The effects of cis-diamminedichloroplatinum (II) on the susceptibilities of human T24 lined and freshly separated autologous urinary bladder transitional carcinoma cells to lysis by peripheral blood lymphocytes of patients with urinary bladder cancer was analysed in a 12-hour 51Cr release assay. Treatment of T24 cells with cis-diamminedichloroplatinum (II) at 10 micrograms./ml. for three hours enhanced their susceptibility to peripheral blood lymphocytes and lymphokine activated killer cells. Kinetics studies demonstrated that the enhancement of their susceptibility became noticeable by three hours and continued until 12 hours. The susceptibilities of autologous tumor cells to both large granular lymphocytes and T lymphocytes were also enhanced by treatment of them with cis-diamminedichloroplatinum (II). There was no significant difference in the number of peripheral blood lymphocytes binding to cis-diamminedichloroplatinum (II)-treated T24 cells as compared with untreated T24 cells. Treatment of T24 cells with mitomycin C did not change their natural killer sensitivity. Pretreatment of T24 cells with cis-diamminedichloroplatinum (II) and lysosomotrophic agents (L-leucin-methyl-ester or chloroquine) reduced the enhancement of their susceptibility to natural killer cells by cis-diamminedichloroplatinum (II) alone. On the other hand, pretreatment of peripheral blood lymphocytes with cis-diamminedichloroplatinum (II) had no influence on the cytotoxicity against T24 cells.

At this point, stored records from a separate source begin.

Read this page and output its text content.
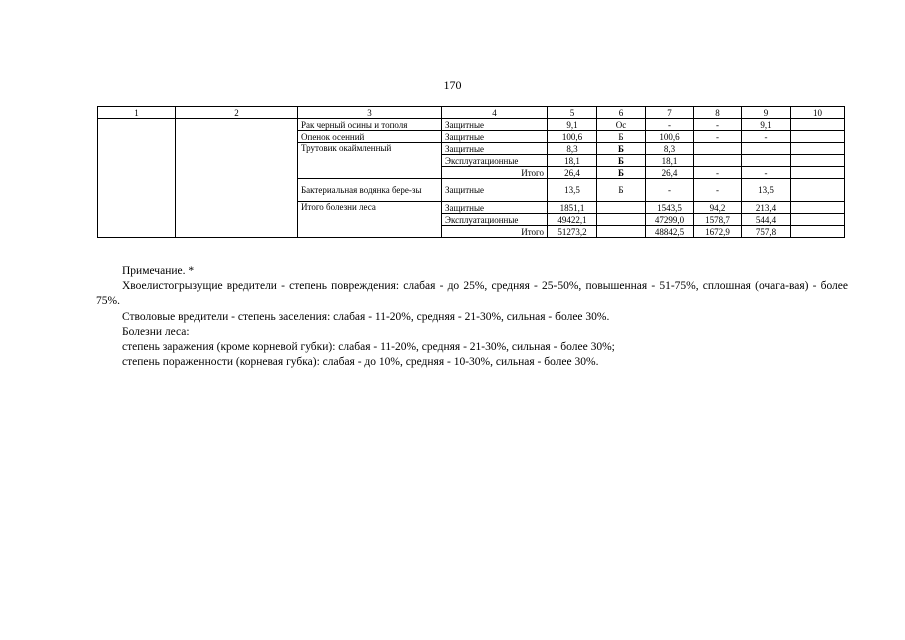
170
1	2	3	4	5	6	7	8	9	10
		Рак черный осины и тополя	Защитные	9,1	Ос	-	-	9,1	
		Опенок осенний	Защитные	100,6	Б	100,6	-	-	
		Трутовик окаймленный	Защитные	8,3	Б	8,3			
			Эксплуатационные	18,1	Б	18,1			
			Итого	26,4	Б	26,4	-	-	
		Бактериальная водянка бере-зы	Защитные	13,5	Б	-	-	13,5	
		Итого болезни леса	Защитные	1851,1		1543,5	94,2	213,4	
			Эксплуатационные	49422,1		47299,0	1578,7	544,4	
			Итого	51273,2		48842,5	1672,9	757,8	

Примечание. *

Хвоелистогрызущие вредители - степень повреждения: слабая - до 25%, средняя - 25-50%, повышенная - 51-75%, сплошная (очага-вая) - более 75%.

Стволовые вредители - степень заселения: слабая - 11-20%, средняя - 21-30%, сильная - более 30%.

Болезни леса:

степень заражения (кроме корневой губки): слабая - 11-20%, средняя - 21-30%, сильная - более 30%;

степень пораженности (корневая губка): слабая - до 10%, средняя - 10-30%, сильная - более 30%.
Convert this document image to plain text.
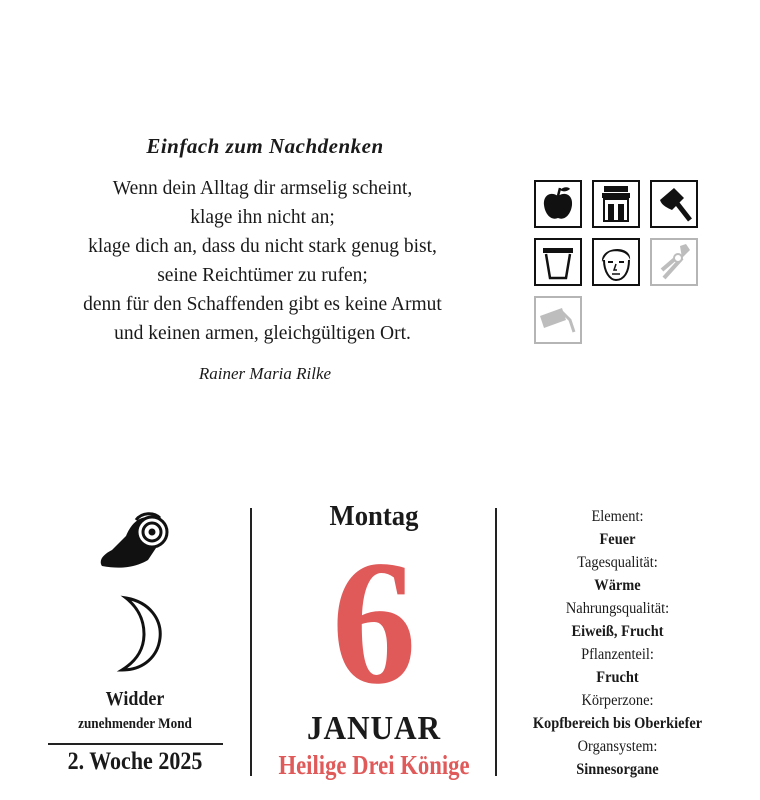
Einfach zum Nachdenken
Wenn dein Alltag dir armselig scheint,
klage ihn nicht an;
klage dich an, dass du nicht stark genug bist,
seine Reichtümer zu rufen;
denn für den Schaffenden gibt es keine Armut
und keinen armen, gleichgültigen Ort.
Rainer Maria Rilke
Widder
zunehmender Mond
2. Woche 2025
Montag
6
JANUAR
Heilige Drei Könige
Element:
Feuer
Tagesqualität:
Wärme
Nahrungsqualität:
Eiweiß, Frucht
Pflanzenteil:
Frucht
Körperzone:
Kopfbereich bis Oberkiefer
Organsystem:
Sinnesorgane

These results indicate that cis-diamminedichloroplatinum (II) may have an augmenting effect on the susceptibility of tumor cells to the cell-mediated cytotoxicity partly through a modification of cell membrane independently of its antimetabolic activity and this modification may be one of the possible mechanisms responsible for tumor regression after chemotherapy with cis-diamminedichloroplatinum (II).